Nous avons le droit à donner cinq autorisations par an … par branche et par secteur d’activité.
[…]
Et c’est ensuite,  bien entendu,  répercuté, c’est oui ou c’est non, en général, on donne notre accord dans la limite de cinq autorisations.
Alors qu’est-ce qui se passe aujourd’hui et qu’est-ce qui va changer […] 
D’abord ce qu’il faut savoir, c’est que… c’est  les communes touristiques… dans le sens du Code du Travail…
HE : - C’est pas dans la loi
JG : - C’est dans le sens du code du travail…
HE : - Absolument pas !
JG : - C’est-à-dire : c’est 700 communes dont 67 d’ailleurs dans notre département, dont Bayonne… dont Bayonne. 
Alors qu’est-ce que ça va changer pour nous ? 
Nous sommes bien sûr commune d’intérêt touristique et c’est sur demande du maire auprès du Préfet que la demande d’autorisation peut être donnée et accordée pour ouverture dominicale pour tout commerce qui le souhaite.
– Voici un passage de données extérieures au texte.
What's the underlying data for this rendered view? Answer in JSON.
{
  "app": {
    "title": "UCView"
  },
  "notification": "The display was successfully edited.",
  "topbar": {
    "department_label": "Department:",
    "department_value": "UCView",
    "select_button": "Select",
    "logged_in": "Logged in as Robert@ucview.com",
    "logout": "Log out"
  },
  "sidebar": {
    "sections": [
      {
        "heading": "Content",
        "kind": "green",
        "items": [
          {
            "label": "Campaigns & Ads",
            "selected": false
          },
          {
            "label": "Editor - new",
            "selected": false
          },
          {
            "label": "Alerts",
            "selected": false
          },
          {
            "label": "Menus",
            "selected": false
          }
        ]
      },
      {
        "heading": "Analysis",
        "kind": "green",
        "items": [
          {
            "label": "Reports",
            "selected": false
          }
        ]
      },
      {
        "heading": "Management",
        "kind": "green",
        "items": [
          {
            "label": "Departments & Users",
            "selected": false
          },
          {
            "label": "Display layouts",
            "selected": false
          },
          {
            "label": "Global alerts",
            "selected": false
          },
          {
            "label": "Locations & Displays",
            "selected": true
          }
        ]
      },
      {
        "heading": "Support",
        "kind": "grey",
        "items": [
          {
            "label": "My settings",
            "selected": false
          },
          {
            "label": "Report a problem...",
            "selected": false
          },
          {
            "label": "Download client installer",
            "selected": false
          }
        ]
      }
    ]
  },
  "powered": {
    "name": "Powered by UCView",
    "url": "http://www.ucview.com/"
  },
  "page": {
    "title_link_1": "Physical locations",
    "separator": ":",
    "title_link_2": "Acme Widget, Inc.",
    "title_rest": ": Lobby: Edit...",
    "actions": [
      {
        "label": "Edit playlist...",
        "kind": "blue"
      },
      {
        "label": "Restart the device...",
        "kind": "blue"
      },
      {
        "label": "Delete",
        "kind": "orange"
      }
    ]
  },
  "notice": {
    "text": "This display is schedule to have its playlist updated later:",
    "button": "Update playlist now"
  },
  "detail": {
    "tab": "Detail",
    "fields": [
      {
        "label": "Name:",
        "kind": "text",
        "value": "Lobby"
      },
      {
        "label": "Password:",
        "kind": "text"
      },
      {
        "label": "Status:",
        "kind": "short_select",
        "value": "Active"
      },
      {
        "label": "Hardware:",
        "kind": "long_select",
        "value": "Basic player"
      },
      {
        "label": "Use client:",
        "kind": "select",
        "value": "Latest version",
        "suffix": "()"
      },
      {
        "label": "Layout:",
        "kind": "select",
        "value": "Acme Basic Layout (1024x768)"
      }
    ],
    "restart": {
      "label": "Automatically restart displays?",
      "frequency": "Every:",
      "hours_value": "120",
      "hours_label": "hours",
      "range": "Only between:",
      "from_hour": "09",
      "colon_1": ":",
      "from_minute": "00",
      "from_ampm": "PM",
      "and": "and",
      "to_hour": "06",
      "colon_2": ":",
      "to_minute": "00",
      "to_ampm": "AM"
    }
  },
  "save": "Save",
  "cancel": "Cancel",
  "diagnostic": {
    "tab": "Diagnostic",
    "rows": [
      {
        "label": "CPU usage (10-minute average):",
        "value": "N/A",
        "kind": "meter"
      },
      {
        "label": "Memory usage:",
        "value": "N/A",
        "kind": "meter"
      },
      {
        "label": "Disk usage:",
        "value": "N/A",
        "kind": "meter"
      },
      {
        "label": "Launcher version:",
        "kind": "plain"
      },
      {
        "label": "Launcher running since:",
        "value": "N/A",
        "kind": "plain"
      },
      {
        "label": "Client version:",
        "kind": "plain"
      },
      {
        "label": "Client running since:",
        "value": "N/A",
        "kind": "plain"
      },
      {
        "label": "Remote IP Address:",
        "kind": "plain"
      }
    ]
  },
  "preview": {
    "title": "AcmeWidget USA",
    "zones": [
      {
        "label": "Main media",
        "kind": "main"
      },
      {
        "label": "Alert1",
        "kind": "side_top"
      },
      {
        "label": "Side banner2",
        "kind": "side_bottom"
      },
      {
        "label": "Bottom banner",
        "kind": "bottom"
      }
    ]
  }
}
C’est sur la demande du maire …
HE : - C’est faux
JG : - … les alimentaires….
HE et les élus : - C’est faux…
JG : - … les alimentaires…
HE : - C’est pas dans la loi !

(protestations des élus et du public, exclamations)

JG : - Bon, écoutez, si c’est ça, j’arrête… C’est pas la peine… Non c’est pas la peine…

(protestations des élus et du public, exclamations vives)

JG : - Non, non, non… M. Etcheto, ça suffit ! Bon… On verra ça la prochaine fois … Je vous souhaite de bonnes vacances ! »
HE : - C’est un bel exemple de courage politique !


(protestations des élus et du public, exclamations vives, applauses, cris)


Fin du Conseil municipal dans une ambiance très “Levallois-Perret” !


Pour mémo : le Parlement a adopté définitivement cette loi avec un ultime vote du Sénat, dans la nuit du mercredi 22 au jeudi 23 juillet (le Sénat l’a adoptée de justesse, par 165 voix contre 159. Elle fut votée “conforme”, c’est-à-dire sans modifier la version votée par l’Assemblée nationale. Son vote est définitif).